Melbourne's inhabitants have periodically found it difficult to rid the city effectively of their body wastes. Methods of disposal considered acceptable for a modestly sized town were regularly overwhelmed during periods of rapid population growth. As buildings multiplied, seepage from poorly constructed or overflowing cesspits polluted the central city area, creating a significant risk to public health and leading to the introduction of pan collection through most of the metropolis. Under cover of darkness, nightsoil men used the network of back lanes to empty the pans.

When the massive manure heaps in the city became increasingly offensive, and effective disposal became more difficult as Melbourne's suburbs expanded rapidly outwards in the 1880s, public-health experts recommended that a waterborne sewerage system was the best method of disposing of body wastes, but the fragmentation of municipal government made it difficult to achieve any agreement on how such a system could be financed or built. By 1891 the threat to public health from typhoid was sufficient to break the deadlock and the Melbourne and Metropolitan Board of Works was created to sewer Melbourne and take over the running of its water supply.

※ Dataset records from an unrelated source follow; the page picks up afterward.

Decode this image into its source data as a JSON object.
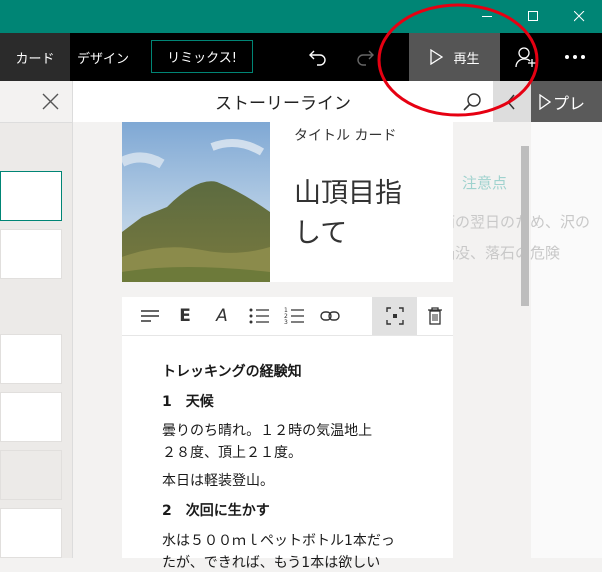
{
  "tabs": {
    "card": "カード",
    "design": "デザイン"
  },
  "remix": "リミックス!",
  "play_label": "再生",
  "story_title": "ストーリーライン",
  "right_preview": "プレ",
  "title_card": {
    "label": "タイトル カード",
    "title_line1": "山頂目指",
    "title_line2": "して"
  },
  "body": {
    "heading": "トレッキングの経験知",
    "s1": "1　天候",
    "p1_l1": "曇りのち晴れ。１２時の気温地上",
    "p1_l2": "２８度、頂上２１度。",
    "p2": "本日は軽装登山。",
    "s2": "2　次回に生かす",
    "p3": "水は５００ｍｌペットボトル1本だっ",
    "p3b": "たが、できれば、もう1本は欲しい"
  },
  "ghost": {
    "a": "注意点",
    "b": "雨の翌日のため、沢の",
    "c": "陥没、落石の危険"
  },
  "colors": {
    "accent": "#008575",
    "annotation": "#e60012"
  }
}
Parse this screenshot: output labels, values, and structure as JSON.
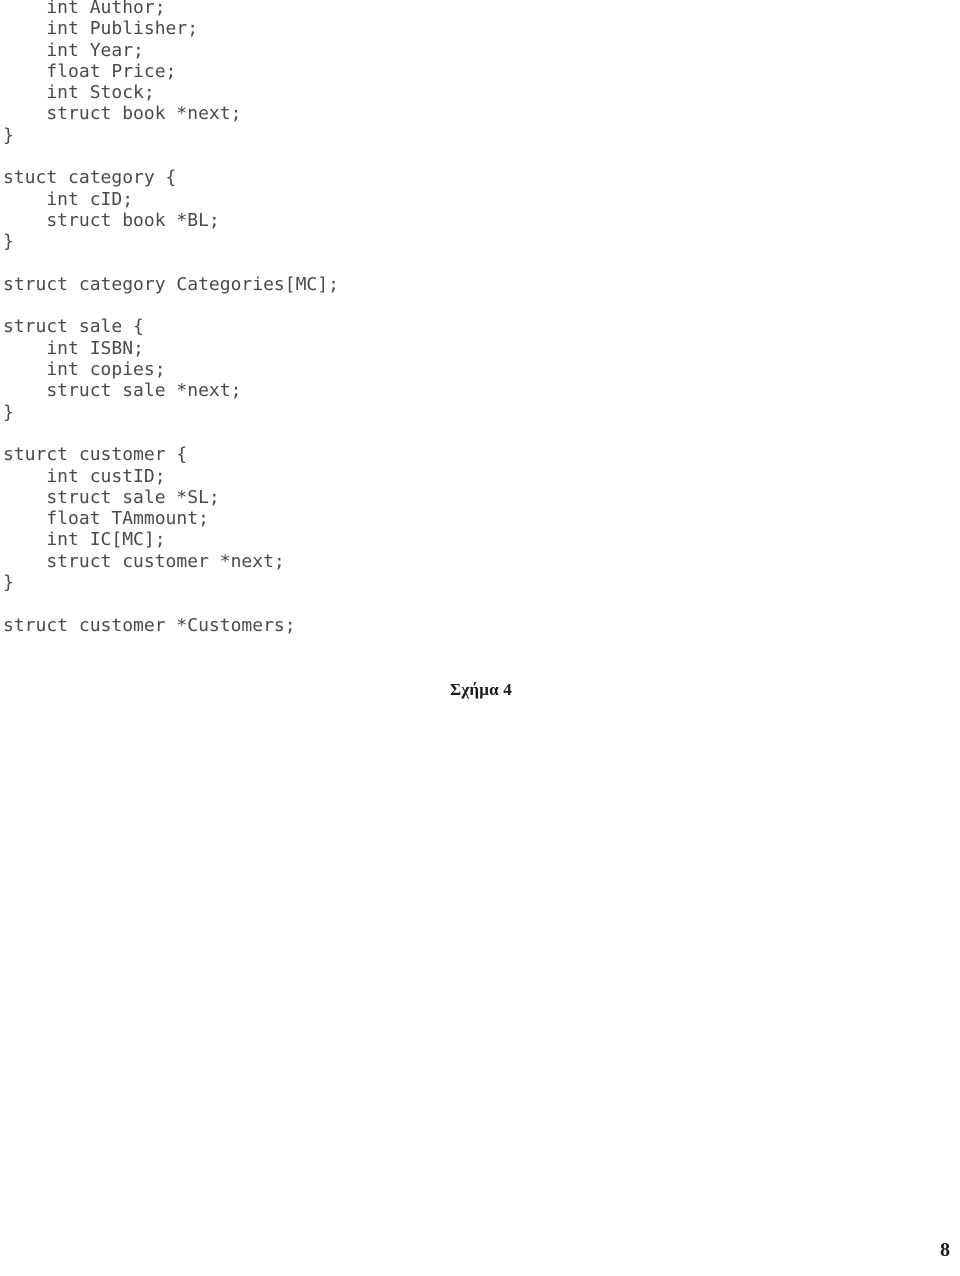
{
  "document": {
    "page_number": "8",
    "figure_caption": "Σχήμα 4"
  },
  "code": {
    "language": "c",
    "lines": [
      "    int Author;",
      "    int Publisher;",
      "    int Year;",
      "    float Price;",
      "    int Stock;",
      "    struct book *next;",
      "}",
      "",
      "stuct category {",
      "    int cID;",
      "    struct book *BL;",
      "}",
      "",
      "struct category Categories[MC];",
      "",
      "struct sale {",
      "    int ISBN;",
      "    int copies;",
      "    struct sale *next;",
      "}",
      "",
      "sturct customer {",
      "    int custID;",
      "    struct sale *SL;",
      "    float TAmmount;",
      "    int IC[MC];",
      "    struct customer *next;",
      "}",
      "",
      "struct customer *Customers;"
    ]
  }
}
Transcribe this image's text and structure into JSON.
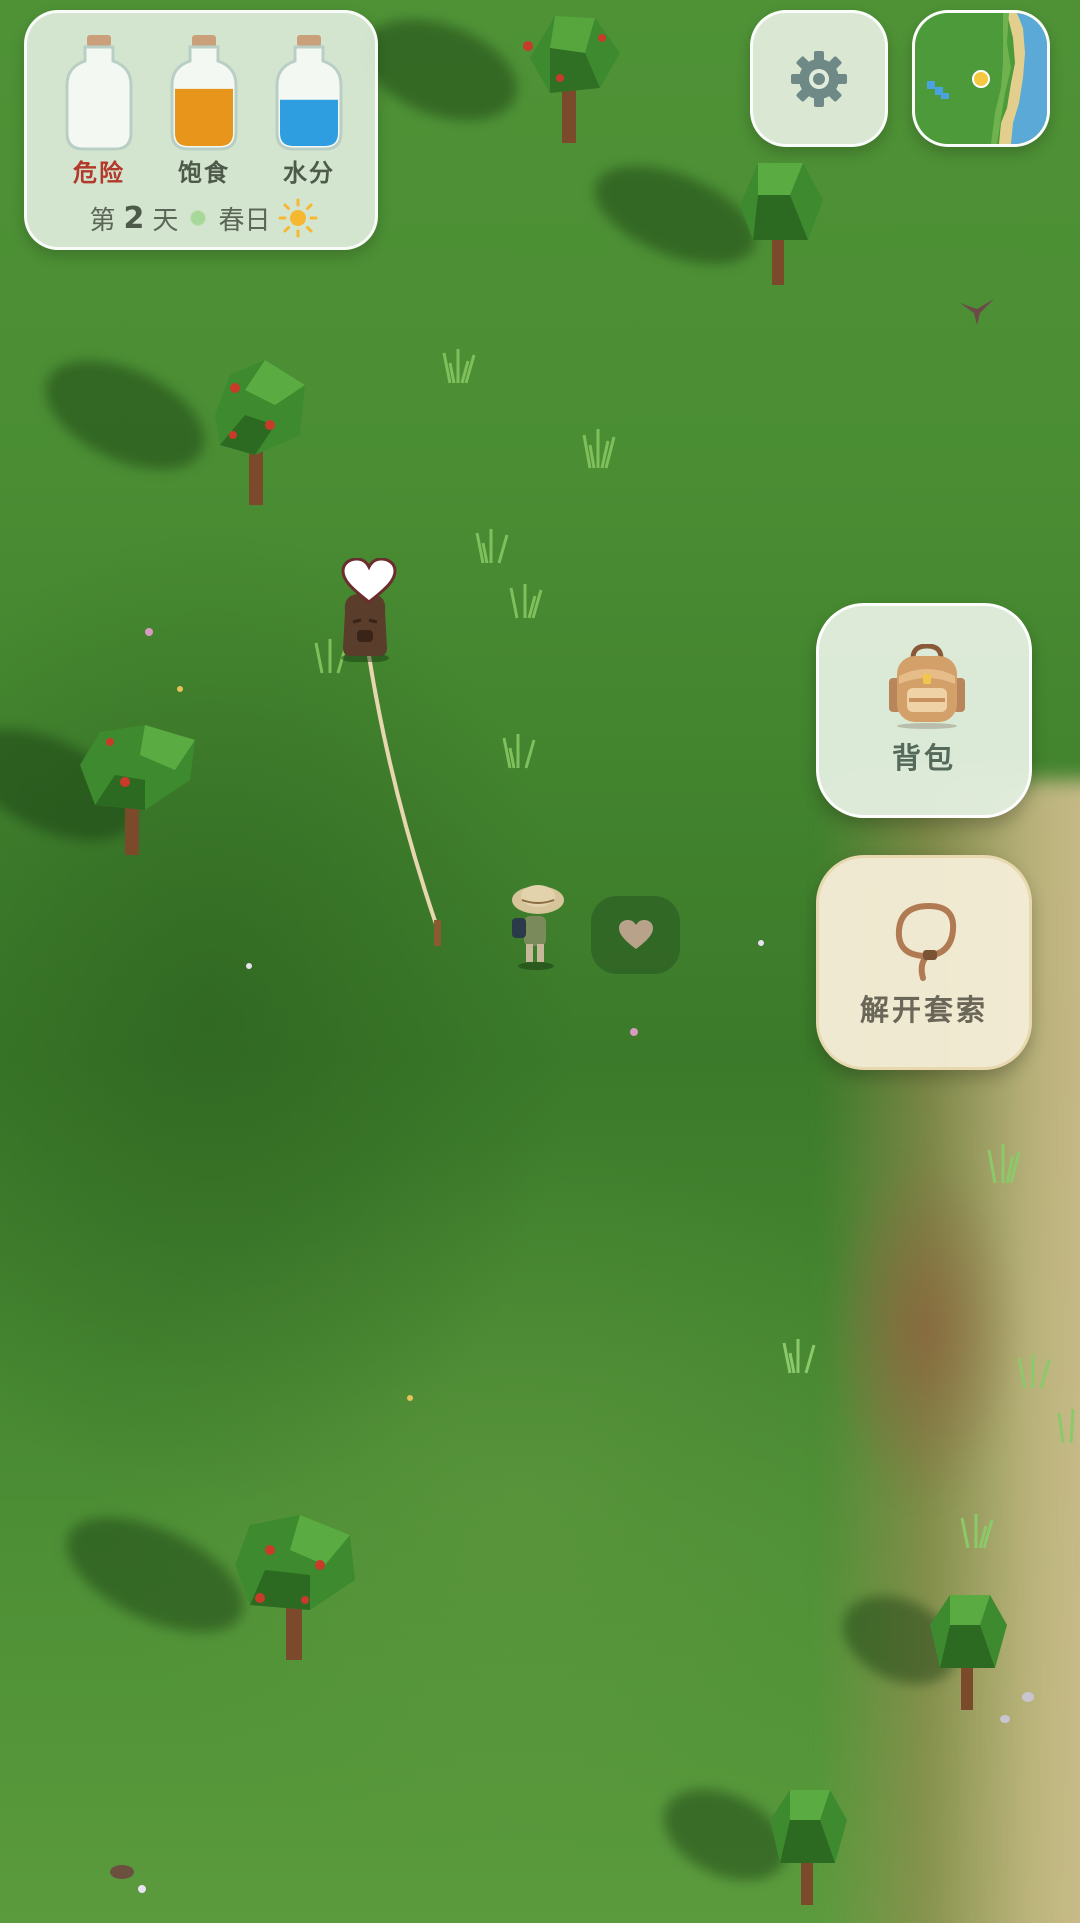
{
  "hud": {
    "gauges": [
      {
        "name": "danger",
        "label": "危险",
        "fill": 0.0,
        "color": "#ffffff",
        "label_color": "#b23a2c"
      },
      {
        "name": "satiety",
        "label": "饱食",
        "fill": 0.72,
        "color": "#e8951c",
        "label_color": "#4d5a4a"
      },
      {
        "name": "water",
        "label": "水分",
        "fill": 0.58,
        "color": "#2f9ee0",
        "label_color": "#4d5a4a"
      }
    ],
    "day": {
      "prefix": "第",
      "number": "2",
      "suffix": "天",
      "season": "春日",
      "weather_icon": "sun-icon"
    }
  },
  "top_buttons": {
    "settings_icon": "gear-icon",
    "minimap_icon": "minimap"
  },
  "actions": {
    "backpack": {
      "label": "背包",
      "icon": "backpack-icon"
    },
    "lasso": {
      "label": "解开套索",
      "icon": "lasso-icon"
    }
  },
  "world": {
    "creature_icon": "heart-icon",
    "interact_icon": "heart-icon"
  },
  "colors": {
    "grass": "#4a8d33",
    "panel": "#deecda",
    "sun": "#f5b830"
  }
}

Construction of the sewerage system began just as the 1890s depression intensified. Despite problems in raising the necessary finance, the first house connection was made in 1897. A separate system was constructed that collected household waste water, but not drainage from rainfall on streets, house roofs or other impervious surfaces. Two main sewers, to the north and south of the Yarra River, drained sewage by gravity to a pumping station in Spotswood. Steam engines then pumped it up into a large channel, which conducted it to a sewage farm at Werribee, where it was used to irrigate paddocks on which sheep and cattle grazed. Wool and meat produced for sale offset the costs of treatment. Most of inner Melbourne was quickly connected, and the urban environment smelt far sweeter as a result.

During the interwar years the expanding sewerage network kept pace with residential construction activity. After World War II, however, rapid expansion combined with serious constraints on borrowing for public works meant that many new suburbs were reliant on pan service. Melbourne's population doubled between 1947 and 1971 to reach 2.4 million. New household technologies such as washing machines and dishwashers created more dirty water, as did houses with more toilets. Where septic tanks were used as substitutes for sewers, their contents gradually polluted surrounding areas and seeped into watercourses. E. coli counts reached levels dangerous to health on bayside beaches.

During the 1970s the backlog was largely overcome. The pumping station at Spotswood had already been superseded by a larger facility at Brooklyn in 1964. Capacity at the sewage farm was expanded progressively through the development of new methods of treatment, such as grass filtration and lagooning, before treated water was discharged into Port Phillip Bay. The South East Purification Plant at Carrum opened in 1975 to chemically treat sewage from Melbourne's eastern and southern suburbs before discharging it into Bass Strait. Federal government money made available for urban infrastructure allowed new sewer mains to extend through outer suburbia, and from the early 1970s new building allotments had to be sewered before construction could begin. From 1984 dual-flush toilets became compulsory and significantly reduced water use in toilets.

Debate continues on ways to minimise sewage flows, particularly on the recycling of grey water. There are also continuing concerns about the environmental effects of discharging partially treated sewage into Bass Strait and the bay.